The broader point here is the role emotions play in encoding and storing information. This ties to neurologist Antonio Damasio’s idea that the body (via emotions) creates images that give rise to consciousness. The mind over matter paradigm attempts to do away with the body part of consciousness. This is why there is such an allegiance between the mind over matter paradigm and the artificial intelligence paradigm (i.e., Singularity advocates): both wish to do away with biological body. As mentioned in my last post, there are similarities between Damasio’s focus on the images arising from body and Bowlby’s focus on Inner Working Models. It’s too bad that attachment researchers have effectively dropped the ball as far as Inner Working Models are concerned. However, researchers such as Damasio have provided us with a wealth of new information on body images or body maps. I highly recommend Damasio’s 2010 book entitled Self Comes to Mind: Constructing the Conscious Brain.

Notes:

[1] As Gleick correctly points out, many sociologists and psychologists (like Bowlby) back in the 1950s embraced the emerging field of information processing as a way of countering the behavioral stranglehold. Information processing allowed sociologists and psychologists to effectively say, “the black box of thoughts, emotions, goals, and purpose can be studied, should be studied, and can be studied scientifically.” With the arrival of brain scan technologies, the embrace of information processing by sociologists and psychologists has loosened considerably. Today behaviorism is as strong as ever (as evidenced by the popularity of cognitive–behavioral therapy). Information processing still undergirds the digital world. And many psychologists sound a lot like the early Ludwig Wittgenstein (who I paraphrase here): “That which cannot be shown by a brain scan should be passed over in silence.”

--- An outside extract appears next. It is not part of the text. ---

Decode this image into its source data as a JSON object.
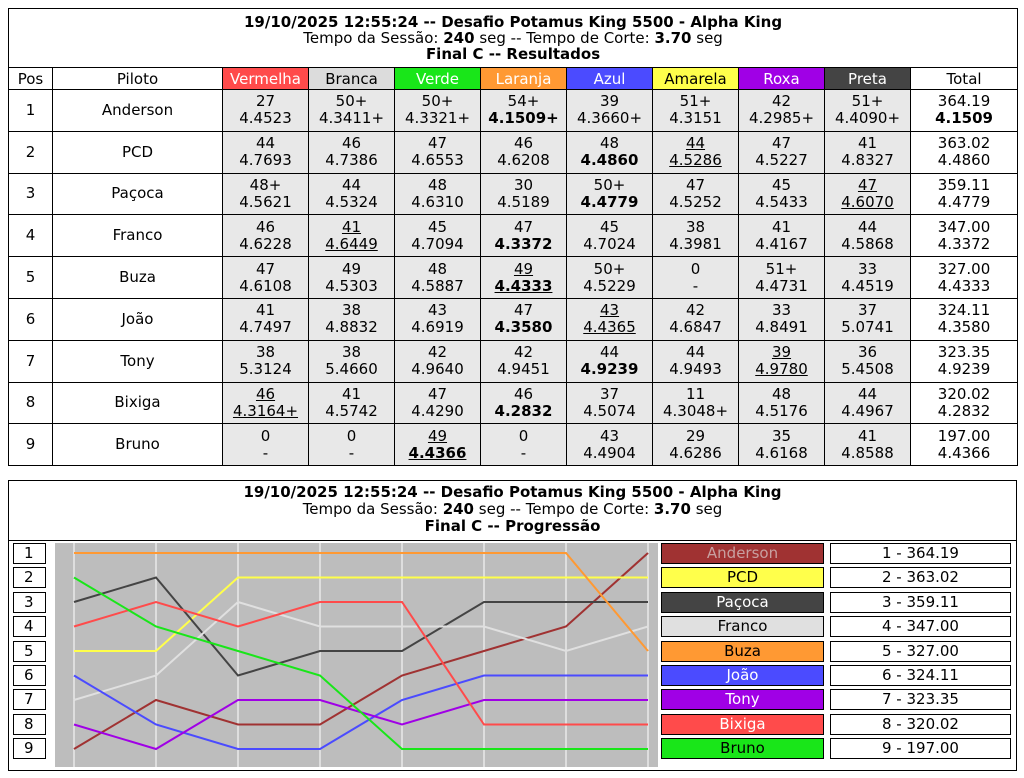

[2] I just thought I’d point out that according to the information that Richard Nisbett presents in his 2003 book entitled The Geography of Thought: How Asians and Westerners Think Differently…and Why, Eastern cultures tend to value the background whereas Western cultures tend to value the foreground. As a result, Eastern cultures tend to think more collectively whereas Western cultures tend to think more individually. I may be alone in this opinion but Bowlby’s work seems to have an Eastern feel to it. Bowlby spends considerable time looking at how early attachment relationships can create a background for people that remains “from cradle to grave” (quoting Bowlby). This may in part explain why some attachment researchers (i.e., Dan Siegel) have moved Bowlbian attachment theory in the direction of Buddhism (via the mindfulness movement). In contrast, a theory like behaviorism has a Western feel to it. Behaviorism focuses on an individual’s ability to use willpower to lord over emotions. Neither approach is necessarily better than the other. They just are: like the liberal focus on WIIT (we’re in it together) here in the US, and the conservative focus on YOYO (you’re on your own).